Prior Art
What is Prior Art?
In the simplest terms: prior art refers to any evidence indicating that your invention is already familiar or known.
In the context of patent law, the concept of prior art extends beyond physical existence or commercial availability. It includes any prior description, demonstration, or use of technology that bears a striking resemblance to the invention in question.
The crucial factor is the similarity between the existing invention and the new one. Therefore, when assessing the novelty and non-obviousness of a new invention, it is essential to conduct a thorough search for prior art.
What Counts As Prior Art?
The misconception that prior art is limited to existing products or issued patents is common.
Prior art encompasses a wide range of information, including:
- Publicly available products
- Commercial use of an invention
- Articles or publications in any format
- Public presentations
- Public knowledge or use of the invention
This means that even a high school textbook published in a limited geographic area can count as prior art if it meets the disclosure criteria.
Additionally, previously filed patent applications, even if not publicly available at the time of filing, can still qualify as prior art if they become public after the effective filing date.
What Doesn’t Count As Prior Art?
Usually, information made public or available after the filing date of an application generally does not qualify as prior art.
Here are four other notable exceptions to the examples:
- Publications that lack enabling detail (means they do not sufficiently disclose the invention)
- Abandoned, secret patent applications (can not be qualified as prior art under certain circumstances)
- Trade secrets
- Confidential disclosures
It is important to note that while these exceptions exist, non-enabling prior art can still be used to show that an invention is obvious.
Furthermore, technology companies should ensure confidentiality through non-disclosure agreements when sharing information with third parties before filing a patent application.
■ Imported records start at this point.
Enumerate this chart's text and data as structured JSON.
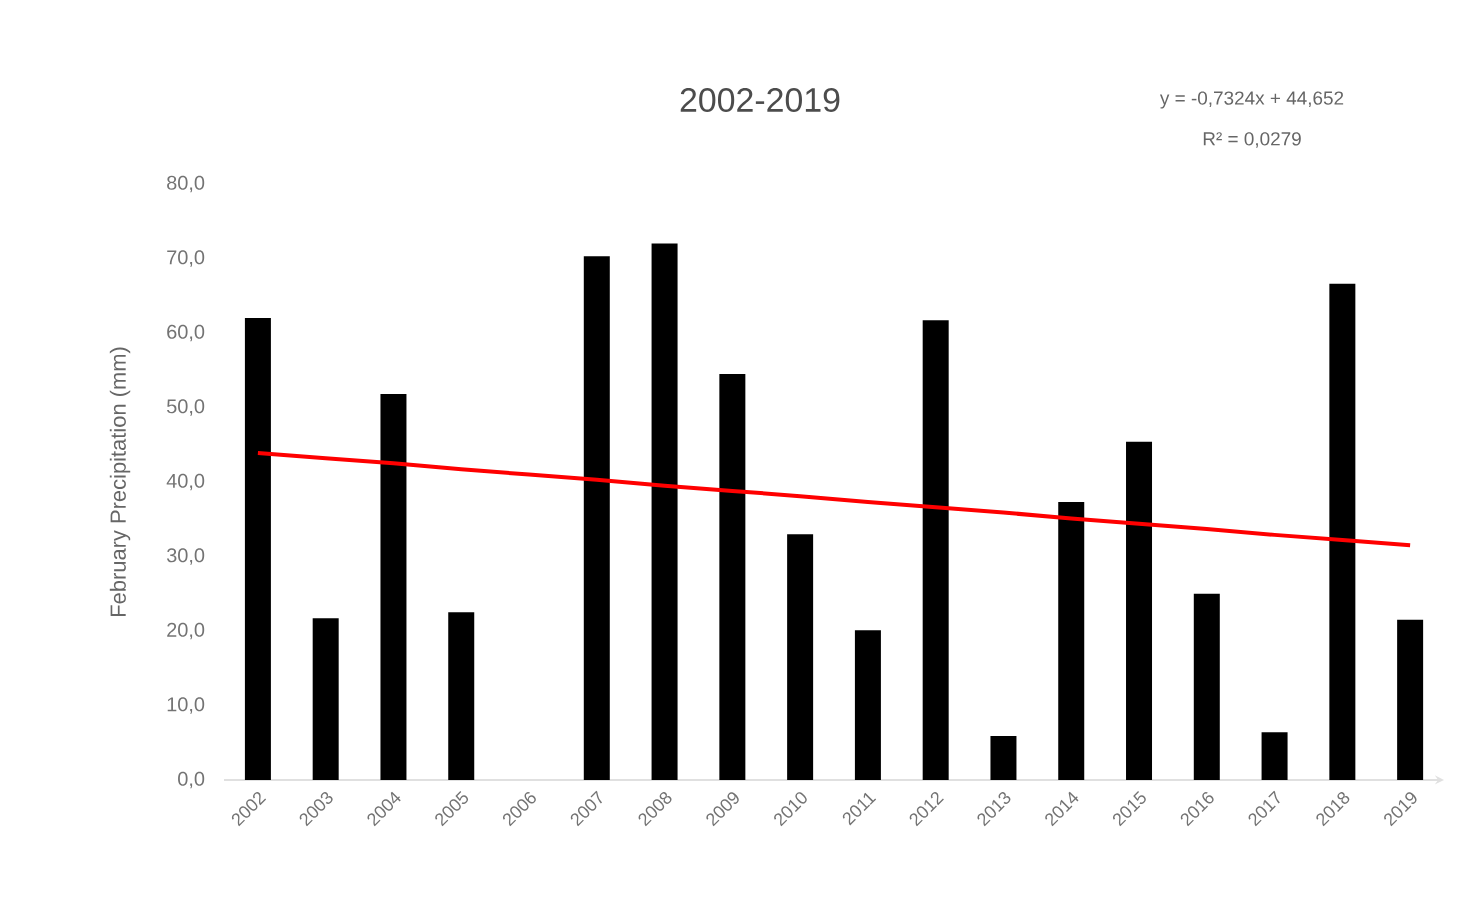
{
  "chart_data": {
    "type": "bar",
    "title": "2002-2019",
    "ylabel": "February Precipitation (mm)",
    "categories": [
      "2002",
      "2003",
      "2004",
      "2005",
      "2006",
      "2007",
      "2008",
      "2009",
      "2010",
      "2011",
      "2012",
      "2013",
      "2014",
      "2015",
      "2016",
      "2017",
      "2018",
      "2019"
    ],
    "series": [
      {
        "color": "#000000",
        "values": [
          62.0,
          21.7,
          51.8,
          22.5,
          null,
          70.3,
          72.0,
          54.5,
          33.0,
          20.1,
          61.7,
          5.9,
          37.3,
          45.4,
          25.0,
          6.4,
          66.6,
          21.5
        ]
      },
      {
        "type": "line",
        "color": "#ff0000",
        "values": [
          43.9,
          43.2,
          42.5,
          41.7,
          41.0,
          40.3,
          39.5,
          38.8,
          38.1,
          37.3,
          36.6,
          35.9,
          35.1,
          34.4,
          33.7,
          32.9,
          32.2,
          31.5
        ]
      }
    ],
    "ylim": [
      0,
      80
    ],
    "yticks": [
      {
        "value": 0,
        "label": "0,0"
      },
      {
        "value": 10,
        "label": "10,0"
      },
      {
        "value": 20,
        "label": "20,0"
      },
      {
        "value": 30,
        "label": "30,0"
      },
      {
        "value": 40,
        "label": "40,0"
      },
      {
        "value": 50,
        "label": "50,0"
      },
      {
        "value": 60,
        "label": "60,0"
      },
      {
        "value": 70,
        "label": "70,0"
      },
      {
        "value": 80,
        "label": "80,0"
      }
    ],
    "annotations": [
      "y = -0,7324x + 44,652",
      "R² = 0,0279"
    ],
    "grid": false
  }
}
How to Avoid Unexpected Prior Art?
To avoid unexpected prior art, it is advised to seek the expertise of a patent attorney who is well-versed in your industry.
To determine whether something qualifies as prior art and the assessment of whether your invention is patentable over prior art can involve intricate legal analysis. A patent attorney’s expertise can help navigate the complexities of patent law and provide guidance on how to proceed with your patent application.